Soon, advancing U.S. and Soviet forces partitioned the peninsula into the communist North and the pro-Western South, and it became a front line of the Cold War.
On June 25, 1950, the North invaded the South in an effort to reunify it, and the fighting that followed — South Korea, the United States and its allies on one side, Soviet-backed North Korean and Chinese forces on the other — left up to 5 million people dead, injured or missing.
Ever since the Korean War ended in stalemate in 1953, tens of thousands of U.S. forces have remained stationed in South Korea and Japan as a counter to China, Russia and heavily armed North Korea.
"The Koreas can't help but have the four great Pacific powers in their backyard," said Nicholas Eberstadt, a scholar at the American Enterprise Institute for Public Policy Research in Washington, D.C. "Any sort of Korean solution will affect or presumably involve those four Pacific powers."

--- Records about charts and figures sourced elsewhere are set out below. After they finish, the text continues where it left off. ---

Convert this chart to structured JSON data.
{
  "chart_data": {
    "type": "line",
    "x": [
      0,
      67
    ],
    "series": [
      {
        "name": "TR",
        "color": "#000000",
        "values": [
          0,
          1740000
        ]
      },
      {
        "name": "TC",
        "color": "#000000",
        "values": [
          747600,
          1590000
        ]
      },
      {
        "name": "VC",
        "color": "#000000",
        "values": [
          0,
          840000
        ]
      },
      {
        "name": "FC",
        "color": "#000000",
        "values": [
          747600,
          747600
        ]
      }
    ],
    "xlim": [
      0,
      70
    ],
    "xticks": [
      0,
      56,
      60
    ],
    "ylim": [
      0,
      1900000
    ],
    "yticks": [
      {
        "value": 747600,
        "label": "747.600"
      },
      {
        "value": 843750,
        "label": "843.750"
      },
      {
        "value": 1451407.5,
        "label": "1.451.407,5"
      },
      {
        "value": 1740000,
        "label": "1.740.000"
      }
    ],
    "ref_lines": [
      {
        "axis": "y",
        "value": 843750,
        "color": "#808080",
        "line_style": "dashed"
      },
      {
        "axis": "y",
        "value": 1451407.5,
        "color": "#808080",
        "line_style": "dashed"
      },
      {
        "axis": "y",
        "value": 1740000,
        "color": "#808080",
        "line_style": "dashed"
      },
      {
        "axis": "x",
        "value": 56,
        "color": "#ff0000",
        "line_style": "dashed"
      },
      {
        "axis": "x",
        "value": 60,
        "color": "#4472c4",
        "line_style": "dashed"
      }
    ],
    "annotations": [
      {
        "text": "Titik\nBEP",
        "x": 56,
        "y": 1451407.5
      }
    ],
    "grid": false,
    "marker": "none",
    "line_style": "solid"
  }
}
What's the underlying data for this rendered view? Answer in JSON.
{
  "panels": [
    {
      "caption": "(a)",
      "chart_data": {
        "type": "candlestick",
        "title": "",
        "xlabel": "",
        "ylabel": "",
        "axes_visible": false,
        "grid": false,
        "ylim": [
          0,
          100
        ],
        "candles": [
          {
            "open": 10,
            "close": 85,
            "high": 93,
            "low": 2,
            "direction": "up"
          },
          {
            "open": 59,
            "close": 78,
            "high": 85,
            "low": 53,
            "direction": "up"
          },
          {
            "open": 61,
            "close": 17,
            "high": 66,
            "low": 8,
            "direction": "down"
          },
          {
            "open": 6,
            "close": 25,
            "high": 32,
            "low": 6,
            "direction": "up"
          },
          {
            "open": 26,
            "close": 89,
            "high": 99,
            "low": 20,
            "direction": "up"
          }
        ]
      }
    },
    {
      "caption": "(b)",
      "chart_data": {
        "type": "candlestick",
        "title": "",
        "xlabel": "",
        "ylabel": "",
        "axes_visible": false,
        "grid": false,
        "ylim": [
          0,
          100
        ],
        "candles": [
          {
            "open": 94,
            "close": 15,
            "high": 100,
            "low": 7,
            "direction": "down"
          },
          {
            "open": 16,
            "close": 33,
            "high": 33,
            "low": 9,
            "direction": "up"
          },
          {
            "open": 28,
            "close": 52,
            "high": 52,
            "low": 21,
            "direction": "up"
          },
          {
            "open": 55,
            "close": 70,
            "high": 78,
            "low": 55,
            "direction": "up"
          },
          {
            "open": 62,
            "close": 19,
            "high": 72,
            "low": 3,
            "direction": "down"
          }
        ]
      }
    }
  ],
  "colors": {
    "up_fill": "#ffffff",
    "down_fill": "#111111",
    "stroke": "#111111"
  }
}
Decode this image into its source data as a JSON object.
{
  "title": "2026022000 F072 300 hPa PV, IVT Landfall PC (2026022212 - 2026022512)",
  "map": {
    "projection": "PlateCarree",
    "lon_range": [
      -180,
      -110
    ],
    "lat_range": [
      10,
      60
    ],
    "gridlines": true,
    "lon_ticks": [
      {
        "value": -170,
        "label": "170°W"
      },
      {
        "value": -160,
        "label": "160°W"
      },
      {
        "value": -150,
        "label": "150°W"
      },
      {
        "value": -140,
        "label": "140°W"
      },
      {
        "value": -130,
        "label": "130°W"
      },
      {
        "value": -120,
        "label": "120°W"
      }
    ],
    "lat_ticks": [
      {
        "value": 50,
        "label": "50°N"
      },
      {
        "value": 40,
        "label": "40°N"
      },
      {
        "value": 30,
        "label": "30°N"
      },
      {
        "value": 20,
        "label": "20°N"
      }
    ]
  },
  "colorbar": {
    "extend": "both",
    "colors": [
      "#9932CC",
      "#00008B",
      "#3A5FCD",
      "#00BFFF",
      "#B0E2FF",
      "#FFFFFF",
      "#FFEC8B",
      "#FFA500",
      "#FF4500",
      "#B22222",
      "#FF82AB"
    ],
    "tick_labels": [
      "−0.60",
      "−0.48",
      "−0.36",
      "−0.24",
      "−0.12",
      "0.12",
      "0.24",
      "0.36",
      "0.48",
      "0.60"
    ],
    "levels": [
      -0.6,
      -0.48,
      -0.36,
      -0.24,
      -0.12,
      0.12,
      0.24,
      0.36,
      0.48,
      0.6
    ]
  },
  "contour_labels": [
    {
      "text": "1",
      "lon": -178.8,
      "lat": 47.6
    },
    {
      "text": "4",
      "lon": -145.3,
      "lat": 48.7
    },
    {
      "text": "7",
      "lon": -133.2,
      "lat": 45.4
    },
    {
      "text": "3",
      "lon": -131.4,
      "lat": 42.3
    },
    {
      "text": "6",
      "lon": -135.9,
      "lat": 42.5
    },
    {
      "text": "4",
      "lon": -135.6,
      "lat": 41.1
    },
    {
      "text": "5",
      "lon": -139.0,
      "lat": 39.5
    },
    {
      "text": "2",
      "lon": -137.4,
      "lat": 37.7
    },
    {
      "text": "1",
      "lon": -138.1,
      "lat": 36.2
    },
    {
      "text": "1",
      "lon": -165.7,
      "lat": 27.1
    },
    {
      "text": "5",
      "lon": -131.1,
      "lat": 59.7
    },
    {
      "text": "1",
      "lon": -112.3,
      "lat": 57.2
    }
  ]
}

China and Russia, which used to have closer ties with North Korea, have refrained from publicly criticizing it. They have praised the North for recently seeking diplomatic ties with Western countries and reaching out for international recognition after years of isolation.
Beijing and Moscow also have improved their relations and trade ties with South Korea after transforming their state-run economies with capitalistic reforms, and they would support the North if it followed their lead in an effort to restore its crippled economy.
Last month, North Korean leader Kim Jong Il made a secret visit to Beijing for talks with Chinese leaders — his first known foreign trip in 17 years. Russian President Vladimir Putin recently announced plans to soon become the first Russian leader to visit the North.
Washington and Tokyo, meanwhile, have long considered the North a "rogue nation" that threatens regional security. So they see bilateral meetings and economic and cultural cooperation as a way of coaxing it out of poverty and totalitarianism.
For Japan, the summit is so important that it favors taking few risks during the talks, in the hope that more can be held later. North Korea alarmed Japan in 1998 when it test-fired a long-range ballistic missile that flew over Japan and landed in the Pacific Ocean.
"Japan openly favors the summit, and it has avoided asking South Korean President Kim Dae-jung to raise any delicate issues that could anger the North, such as its ballistic missiles," said Hideshi Takesada, a professor at the National Institute for Defense Studies in Tokyo.
If the summit is successful and leads to greater cooperation between North and South Korea, Japan and the United States would probably want to see their eventual reunification discussed.
But China would likely be leery of a unified Korea under capitalist Seoul. The peninsula's current division suits Beijing's strategic interests: It has influence with both Koreas, but they are too absorbed with their own confrontation to pose a risk to China's rise as a regional force. Also, a weak, communist North Korea — but not so weak as to be unstable — is a buffer against a potentially resurgent South Korea and Japan.